Making an account because I had also been wondering this! The impression I got is that they seem quite loosely committed to that prediction; in Machines of Loving Grace, Dario says that powerful AI "could arrive as early as 2026" but could also take much longer, which seems a much more defensible position. Later, this seemed to firm up to "most likely around late 2026 or early 2027", but that claim stopped appearing in their posts for a while, and the post from Jack Clark that you linked is the only recent reference to it that I'm aware of.
Given how surprising the claim is, how no-one else can figure out their reasoning despite looking at the same data sources that they reference, and how sporadically they talk about it despite its apparent importance, my guess is that it's just not really a strongly held prediction. Instead, it's more something like a slightly stale "company line" that hasn't been officially rescinded yet; something which is not openly contradicted, but neither is it mentioned unless someone asks about it directly. I expect them to either update the prediction or quietly drop it and stop talking about it, and would be surprised if they strongly recommit to that exact timeline or share a more comprehensive justification for it.
The Metaculus/Manifold questions for AGI aren't very helpful! The most popular questions focus on passing a Turing test, but this is likely to be a lagging indicator. As long as AI capabilities remain "spiky", then an experienced interlocutor can focus in on whatever areas AI is known to be weak at. Passing an adversarial Turing test with an expert judge thus requires an AI which is at human level even in its weakest domains, at which point its other domains will probably be wildly superhuman and it will be closer to ASI than AGI.
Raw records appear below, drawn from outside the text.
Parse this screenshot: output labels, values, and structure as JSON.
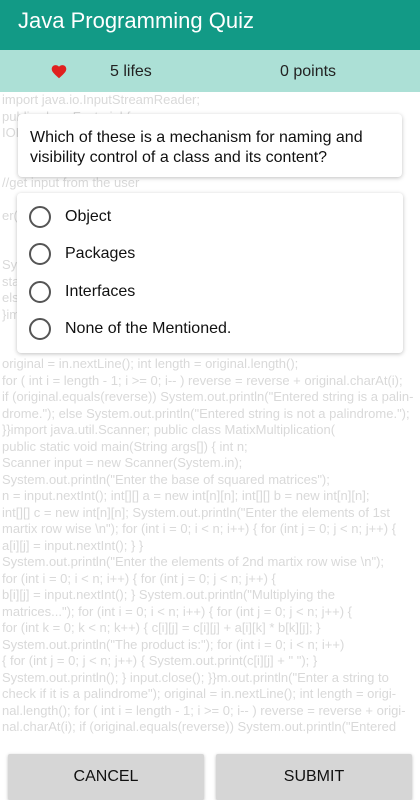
{
  "app": {
    "title": "Java Programming Quiz"
  },
  "score": {
    "lives": "5 lifes",
    "points": "0  points",
    "heart_color": "#e0201f"
  },
  "question": {
    "text": "Which of these is a mechanism for naming and visibility control of a class and its content?"
  },
  "options": [
    {
      "label": "Object"
    },
    {
      "label": "Packages"
    },
    {
      "label": "Interfaces"
    },
    {
      "label": "None of the Mentioned."
    }
  ],
  "buttons": {
    "cancel": "CANCEL",
    "submit": "SUBMIT"
  },
  "background_code": [
    "import java.io.InputStreamReader;",
    "public class Factorial {",
    "IOE",
    "",
    "",
    "         //get input from the user",
    "",
    "er(",
    "",
    "",
    "   Sy",
    "   sta",
    "   else",
    "  }im",
    "",
    "",
    "    original = in.nextLine();      int length = original.length();",
    "    for ( int i = length - 1; i >= 0; i-- )   reverse = reverse + original.charAt(i);",
    "    if (original.equals(reverse)) System.out.println(\"Entered string is a palin-",
    "drome.\");    else     System.out.println(\"Entered string is not a palindrome.\");",
    "}}import java.util.Scanner; public class MatixMultiplication(",
    "    public static void main(String args[])    {       int n;",
    "      Scanner input = new Scanner(System.in);",
    "      System.out.println(\"Enter the base of squared matrices\");",
    "      n = input.nextInt();    int[][] a = new int[n][n];    int[][] b = new int[n][n];",
    "      int[][] c = new int[n][n];    System.out.println(\"Enter the elements of 1st",
    "martix row wise \\n\");   for (int i = 0; i < n; i++)       {    for (int j = 0; j < n; j++) {",
    "            a[i][j] = input.nextInt();    }    }",
    "      System.out.println(\"Enter the elements of 2nd martix row wise \\n\");",
    "      for (int i = 0; i < n; i++)       {      for (int j = 0; j < n; j++)       {",
    "               b[i][j] = input.nextInt();     }   System.out.println(\"Multiplying the",
    "matrices...\");    for (int i = 0; i < n; i++)        {  for (int j = 0; j < n; j++)     {",
    "            for (int k = 0; k < n; k++)    {     c[i][j] = c[i][j] + a[i][k] * b[k][j];     }",
    "      System.out.println(\"The product is:\");    for (int i = 0; i < n; i++)",
    "      {         for (int j = 0; j < n; j++)    { System.out.print(c[i][j] + \" \");         }",
    "    System.out.println();    }    input.close();    }}m.out.println(\"Enter a string to",
    "check if it is a palindrome\");      original = in.nextLine();      int length = origi-",
    "nal.length();      for ( int i = length - 1; i >= 0; i-- )   reverse = reverse + origi-",
    "nal.charAt(i);     if (original.equals(reverse)) System.out.println(\"Entered"
  ]
}
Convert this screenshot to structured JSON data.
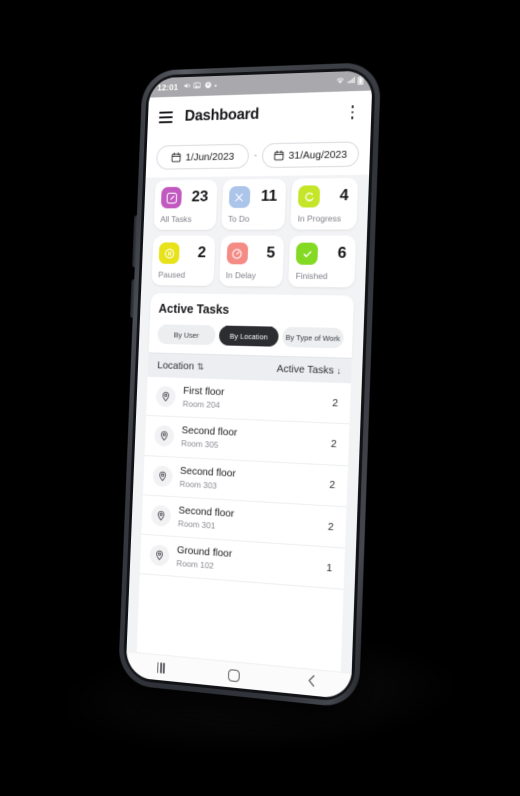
{
  "status_bar": {
    "clock": "12:01",
    "left_icons": [
      "mute-icon",
      "image-icon",
      "privacy-icon",
      "dot-icon"
    ],
    "right_icons": [
      "wifi-icon",
      "signal-icon",
      "battery-icon"
    ]
  },
  "header": {
    "menu_icon": "hamburger-icon",
    "title": "Dashboard",
    "more_icon": "kebab-menu-icon"
  },
  "date_range": {
    "start": "1/Jun/2023",
    "separator": "-",
    "end": "31/Aug/2023"
  },
  "stats": [
    {
      "label": "All Tasks",
      "value": "23",
      "color": "#c159c0",
      "icon": "edit-square-icon"
    },
    {
      "label": "To Do",
      "value": "11",
      "color": "#abc4ea",
      "icon": "tools-icon"
    },
    {
      "label": "In Progress",
      "value": "4",
      "color": "#c4e528",
      "icon": "refresh-circle-icon"
    },
    {
      "label": "Paused",
      "value": "2",
      "color": "#e8e21a",
      "icon": "pause-circle-icon"
    },
    {
      "label": "In Delay",
      "value": "5",
      "color": "#f48b85",
      "icon": "gauge-icon"
    },
    {
      "label": "Finished",
      "value": "6",
      "color": "#84d922",
      "icon": "check-icon"
    }
  ],
  "panel": {
    "title": "Active Tasks",
    "segments": [
      {
        "label": "By User",
        "active": false
      },
      {
        "label": "By Location",
        "active": true
      },
      {
        "label": "By Type of Work",
        "active": false
      }
    ]
  },
  "table": {
    "columns": [
      {
        "label": "Location",
        "sort_icon": "⇅"
      },
      {
        "label": "Active Tasks",
        "sort_icon": "↓"
      }
    ],
    "rows": [
      {
        "title": "First floor",
        "sub": "Room 204",
        "count": "2"
      },
      {
        "title": "Second floor",
        "sub": "Room 305",
        "count": "2"
      },
      {
        "title": "Second floor",
        "sub": "Room 303",
        "count": "2"
      },
      {
        "title": "Second floor",
        "sub": "Room 301",
        "count": "2"
      },
      {
        "title": "Ground floor",
        "sub": "Room 102",
        "count": "1"
      }
    ]
  },
  "nav_bar": {
    "recents_icon": "recents-icon",
    "home_icon": "home-icon",
    "back_icon": "back-icon"
  }
}
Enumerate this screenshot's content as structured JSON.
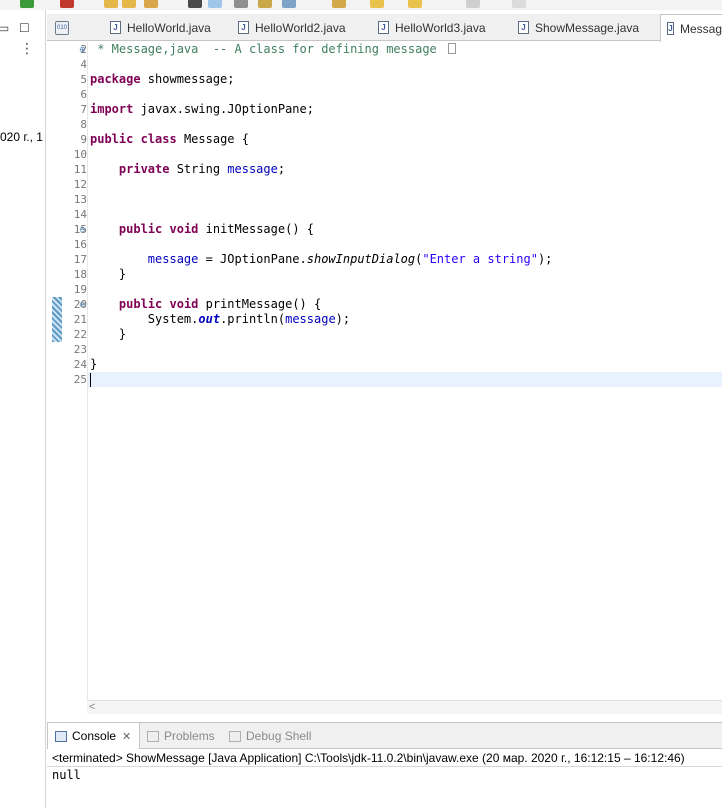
{
  "toolbar": {
    "icons": [
      "run-icon",
      "debug-icon",
      "open-folder-icon",
      "new-folder-icon",
      "wand-icon",
      "cursor-icon",
      "highlight-icon",
      "link-icon",
      "save-icon",
      "tasks-icon",
      "prev-edit-icon",
      "next-edit-icon",
      "back-icon",
      "forward-icon",
      "new-file-icon"
    ]
  },
  "left_panel": {
    "minimize_glyph": "▭",
    "maximize_glyph": "☐",
    "menu_glyph": "⋮",
    "cut_text": "020 г., 1"
  },
  "editor_tabs": [
    {
      "label": "HelloWorld.java",
      "icon": "java-file-icon"
    },
    {
      "label": "HelloWorld2.java",
      "icon": "java-file-icon"
    },
    {
      "label": "HelloWorld3.java",
      "icon": "java-file-icon"
    },
    {
      "label": "ShowMessage.java",
      "icon": "java-file-icon"
    },
    {
      "label": "Messag",
      "icon": "java-file-icon",
      "active": true
    }
  ],
  "class_file_icon_label": "010",
  "gutter": {
    "line_numbers": [
      "2",
      "4",
      "5",
      "6",
      "7",
      "8",
      "9",
      "10",
      "11",
      "12",
      "13",
      "14",
      "15",
      "16",
      "17",
      "18",
      "19",
      "20",
      "21",
      "22",
      "23",
      "24",
      "25"
    ],
    "fold_expand_glyph": "⊕",
    "fold_collapse_glyph": "⊖"
  },
  "code": {
    "l2_comment": " * Message,java  -- A class for defining message ",
    "l5_kw": "package",
    "l5_rest": " showmessage;",
    "l7_kw": "import",
    "l7_rest": " javax.swing.JOptionPane;",
    "l9_kw1": "public",
    "l9_kw2": "class",
    "l9_rest": " Message {",
    "l11_kw": "private",
    "l11_type": " String ",
    "l11_field": "message",
    "l11_end": ";",
    "l15_kw1": "public",
    "l15_kw2": "void",
    "l15_rest": " initMessage() {",
    "l17_field": "message",
    "l17_mid": " = JOptionPane.",
    "l17_method": "showInputDialog",
    "l17_open": "(",
    "l17_str": "\"Enter a string\"",
    "l17_close": ");",
    "l18": "    }",
    "l20_kw1": "public",
    "l20_kw2": "void",
    "l20_rest": " printMessage() {",
    "l21_sys": "System.",
    "l21_out": "out",
    "l21_mid": ".println(",
    "l21_field": "message",
    "l21_end": ");",
    "l22": "    }",
    "l24": "}"
  },
  "console": {
    "tabs": [
      {
        "label": "Console",
        "active": true,
        "icon": "console-icon"
      },
      {
        "label": "Problems",
        "active": false,
        "icon": "problems-icon"
      },
      {
        "label": "Debug Shell",
        "active": false,
        "icon": "debug-shell-icon"
      }
    ],
    "close_glyph": "✕",
    "description": "<terminated> ShowMessage [Java Application] C:\\Tools\\jdk-11.0.2\\bin\\javaw.exe  (20 мар. 2020 г., 16:12:15 – 16:12:46)",
    "output": "null"
  },
  "scroll_left_glyph": "<",
  "colors": {
    "keyword": "#7f0055",
    "comment": "#3f7f5f",
    "string": "#2a00ff",
    "field": "#0000c0",
    "current_line": "#e8f2fe"
  }
}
The current focus of the frontier labs is on automating coding and R&D, and so the most important questions in my mind are "When can AI R&D be automated?" or "What effect will AI automation of R&D have on capabilities progress?" There are a couple of questions that are close to this in spirit, but the details are very odd and not really very connected to important capabilities, which means that the prediction is not very informative.
Is there a better question, or better resolution criteria that would actually elicit interesting answers?